Astana general manager Alexandr Vinokourov welcomed the news with "great satisfaction", according to a statement from the team. "It's a good day for the whole team, which comes at the end of a busy period in which all members of the team – management, riders and staff – have worked hard to improve the structure and organisation," said Vinokourov.

Astana are not completely out of the water, however, and will still be subject to close scrutiny, with the UCI’s ‘cahier des charges’ coming into force for the 2017 season.
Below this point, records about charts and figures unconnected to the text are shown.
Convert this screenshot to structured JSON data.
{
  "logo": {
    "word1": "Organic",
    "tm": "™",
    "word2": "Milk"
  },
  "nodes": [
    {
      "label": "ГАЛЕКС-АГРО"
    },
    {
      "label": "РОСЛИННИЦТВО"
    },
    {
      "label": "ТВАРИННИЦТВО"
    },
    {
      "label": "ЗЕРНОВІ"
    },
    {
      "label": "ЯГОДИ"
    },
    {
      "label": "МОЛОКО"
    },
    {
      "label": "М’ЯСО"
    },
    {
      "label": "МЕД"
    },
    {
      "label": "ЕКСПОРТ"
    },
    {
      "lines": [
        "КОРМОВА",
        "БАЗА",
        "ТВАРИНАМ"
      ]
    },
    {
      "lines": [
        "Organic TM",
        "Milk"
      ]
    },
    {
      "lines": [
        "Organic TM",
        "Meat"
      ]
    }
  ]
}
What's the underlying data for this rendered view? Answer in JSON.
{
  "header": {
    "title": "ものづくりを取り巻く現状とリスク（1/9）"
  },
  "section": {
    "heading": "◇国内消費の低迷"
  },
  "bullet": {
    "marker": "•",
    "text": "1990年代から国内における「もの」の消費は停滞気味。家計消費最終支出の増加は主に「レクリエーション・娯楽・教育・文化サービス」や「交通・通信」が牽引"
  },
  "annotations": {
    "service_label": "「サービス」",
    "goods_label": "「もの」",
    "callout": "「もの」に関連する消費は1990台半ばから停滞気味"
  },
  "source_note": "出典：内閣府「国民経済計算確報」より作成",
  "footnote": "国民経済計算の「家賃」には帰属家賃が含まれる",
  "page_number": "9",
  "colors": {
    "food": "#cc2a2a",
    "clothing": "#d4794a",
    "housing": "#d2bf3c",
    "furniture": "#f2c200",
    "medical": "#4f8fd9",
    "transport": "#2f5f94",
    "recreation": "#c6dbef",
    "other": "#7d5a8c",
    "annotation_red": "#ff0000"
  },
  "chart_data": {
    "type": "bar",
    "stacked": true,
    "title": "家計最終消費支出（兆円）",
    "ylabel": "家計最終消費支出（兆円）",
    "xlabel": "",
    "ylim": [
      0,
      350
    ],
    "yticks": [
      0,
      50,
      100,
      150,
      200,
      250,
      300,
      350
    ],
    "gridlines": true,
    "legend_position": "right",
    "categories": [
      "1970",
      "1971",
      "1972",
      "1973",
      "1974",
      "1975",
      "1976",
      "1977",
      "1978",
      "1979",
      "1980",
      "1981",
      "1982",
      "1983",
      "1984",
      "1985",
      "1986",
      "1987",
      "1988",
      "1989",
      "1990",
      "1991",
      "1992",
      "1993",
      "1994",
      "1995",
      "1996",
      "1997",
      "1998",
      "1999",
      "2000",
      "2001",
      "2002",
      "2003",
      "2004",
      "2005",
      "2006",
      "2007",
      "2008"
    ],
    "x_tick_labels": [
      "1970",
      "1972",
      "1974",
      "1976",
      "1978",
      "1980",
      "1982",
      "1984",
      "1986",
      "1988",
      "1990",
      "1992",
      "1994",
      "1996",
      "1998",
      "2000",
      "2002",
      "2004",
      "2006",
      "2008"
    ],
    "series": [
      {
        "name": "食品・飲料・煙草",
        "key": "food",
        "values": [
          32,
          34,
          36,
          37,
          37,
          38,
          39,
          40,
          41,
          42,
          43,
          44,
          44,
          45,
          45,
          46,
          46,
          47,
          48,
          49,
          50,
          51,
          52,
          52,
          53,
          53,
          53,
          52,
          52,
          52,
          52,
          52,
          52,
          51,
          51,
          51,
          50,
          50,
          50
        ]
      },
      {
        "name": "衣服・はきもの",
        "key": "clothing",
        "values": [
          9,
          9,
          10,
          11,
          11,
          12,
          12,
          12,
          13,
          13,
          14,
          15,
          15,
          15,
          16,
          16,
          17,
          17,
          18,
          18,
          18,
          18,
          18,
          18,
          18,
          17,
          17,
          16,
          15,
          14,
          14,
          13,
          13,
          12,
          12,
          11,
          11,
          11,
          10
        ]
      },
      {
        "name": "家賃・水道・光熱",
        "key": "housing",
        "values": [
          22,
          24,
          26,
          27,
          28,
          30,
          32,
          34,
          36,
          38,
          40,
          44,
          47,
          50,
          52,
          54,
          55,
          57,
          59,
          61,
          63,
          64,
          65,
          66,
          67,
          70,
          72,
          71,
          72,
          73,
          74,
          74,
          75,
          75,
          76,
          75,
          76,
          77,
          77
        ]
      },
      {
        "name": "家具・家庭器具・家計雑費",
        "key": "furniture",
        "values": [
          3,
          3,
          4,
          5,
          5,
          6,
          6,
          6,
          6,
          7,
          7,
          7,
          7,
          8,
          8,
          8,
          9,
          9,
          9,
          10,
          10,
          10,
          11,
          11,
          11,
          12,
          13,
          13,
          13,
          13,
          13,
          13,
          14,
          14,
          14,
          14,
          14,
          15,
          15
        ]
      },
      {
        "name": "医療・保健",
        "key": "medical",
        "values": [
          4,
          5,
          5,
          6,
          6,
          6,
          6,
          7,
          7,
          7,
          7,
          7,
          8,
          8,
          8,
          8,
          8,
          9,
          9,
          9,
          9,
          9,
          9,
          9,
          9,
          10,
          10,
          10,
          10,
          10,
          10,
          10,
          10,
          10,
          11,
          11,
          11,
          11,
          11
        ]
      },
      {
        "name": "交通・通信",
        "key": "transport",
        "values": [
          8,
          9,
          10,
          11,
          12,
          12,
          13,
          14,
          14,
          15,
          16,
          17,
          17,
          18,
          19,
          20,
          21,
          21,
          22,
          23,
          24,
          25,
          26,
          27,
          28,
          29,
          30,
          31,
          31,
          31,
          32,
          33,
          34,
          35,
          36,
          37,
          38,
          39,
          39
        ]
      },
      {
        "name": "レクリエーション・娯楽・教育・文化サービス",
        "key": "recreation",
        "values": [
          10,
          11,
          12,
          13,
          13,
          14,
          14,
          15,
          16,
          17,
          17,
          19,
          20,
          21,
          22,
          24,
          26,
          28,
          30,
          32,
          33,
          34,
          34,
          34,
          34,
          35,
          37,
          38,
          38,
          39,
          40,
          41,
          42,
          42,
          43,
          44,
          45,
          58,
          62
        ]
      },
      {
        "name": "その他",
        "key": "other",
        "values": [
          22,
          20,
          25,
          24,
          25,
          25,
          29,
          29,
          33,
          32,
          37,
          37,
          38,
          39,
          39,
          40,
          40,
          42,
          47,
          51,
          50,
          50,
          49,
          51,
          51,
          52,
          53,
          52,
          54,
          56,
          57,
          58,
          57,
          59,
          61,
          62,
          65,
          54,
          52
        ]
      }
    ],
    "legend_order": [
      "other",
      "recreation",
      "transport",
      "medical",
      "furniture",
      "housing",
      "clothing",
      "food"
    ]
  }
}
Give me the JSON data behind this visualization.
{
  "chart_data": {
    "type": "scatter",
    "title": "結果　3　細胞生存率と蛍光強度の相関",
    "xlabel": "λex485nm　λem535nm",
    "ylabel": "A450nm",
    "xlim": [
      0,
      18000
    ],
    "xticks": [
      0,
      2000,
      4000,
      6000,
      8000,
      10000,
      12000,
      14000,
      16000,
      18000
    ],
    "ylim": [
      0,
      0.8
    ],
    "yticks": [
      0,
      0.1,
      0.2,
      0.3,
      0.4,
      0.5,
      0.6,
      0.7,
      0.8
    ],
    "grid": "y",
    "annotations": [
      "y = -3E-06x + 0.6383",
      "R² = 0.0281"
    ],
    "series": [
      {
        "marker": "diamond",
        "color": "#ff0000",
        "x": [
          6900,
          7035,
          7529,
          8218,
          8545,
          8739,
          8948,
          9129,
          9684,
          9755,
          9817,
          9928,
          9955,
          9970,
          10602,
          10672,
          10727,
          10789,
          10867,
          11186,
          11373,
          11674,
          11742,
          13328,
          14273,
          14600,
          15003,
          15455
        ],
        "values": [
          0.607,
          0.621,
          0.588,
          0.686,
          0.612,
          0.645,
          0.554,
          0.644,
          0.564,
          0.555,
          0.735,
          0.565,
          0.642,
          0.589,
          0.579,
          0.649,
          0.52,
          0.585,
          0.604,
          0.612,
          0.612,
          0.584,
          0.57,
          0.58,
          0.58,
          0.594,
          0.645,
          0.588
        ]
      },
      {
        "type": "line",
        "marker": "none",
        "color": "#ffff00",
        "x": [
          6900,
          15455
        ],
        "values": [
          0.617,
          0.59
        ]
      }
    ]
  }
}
The new measure sets out additional organisational criteria that must be met by teams hoping to secure a WorldTour licence, and comprises 10 rules relating to the structures in place to properly support riders.

Though ISSUL were satisfied with Astana’s early progress, it is clear that there is some way to go before the steps that have been made are incorporated as part of a stabilised operation.

“On the basis of these findings, it would seem possible that if the Astana team were to manage to breathe life into the structures with which it seems to have equipped itself, it could be in compliance with the organisation specifications for professional teams that will be a condition of their registration from 2017,” read ISSUL’s September report to the Licence Commission.

The Licence Commission itself stated: “It will nevertheless be necessary to monitor the implementation of the measures put in place by the team in respect of all the points subject to analysis by the expert consultants during the 2015 season.”

It is not clear exactly how this monitoring will be formalised, but ISSUL is the body tasked by the UCI with auditing teams as per the cahier des charges.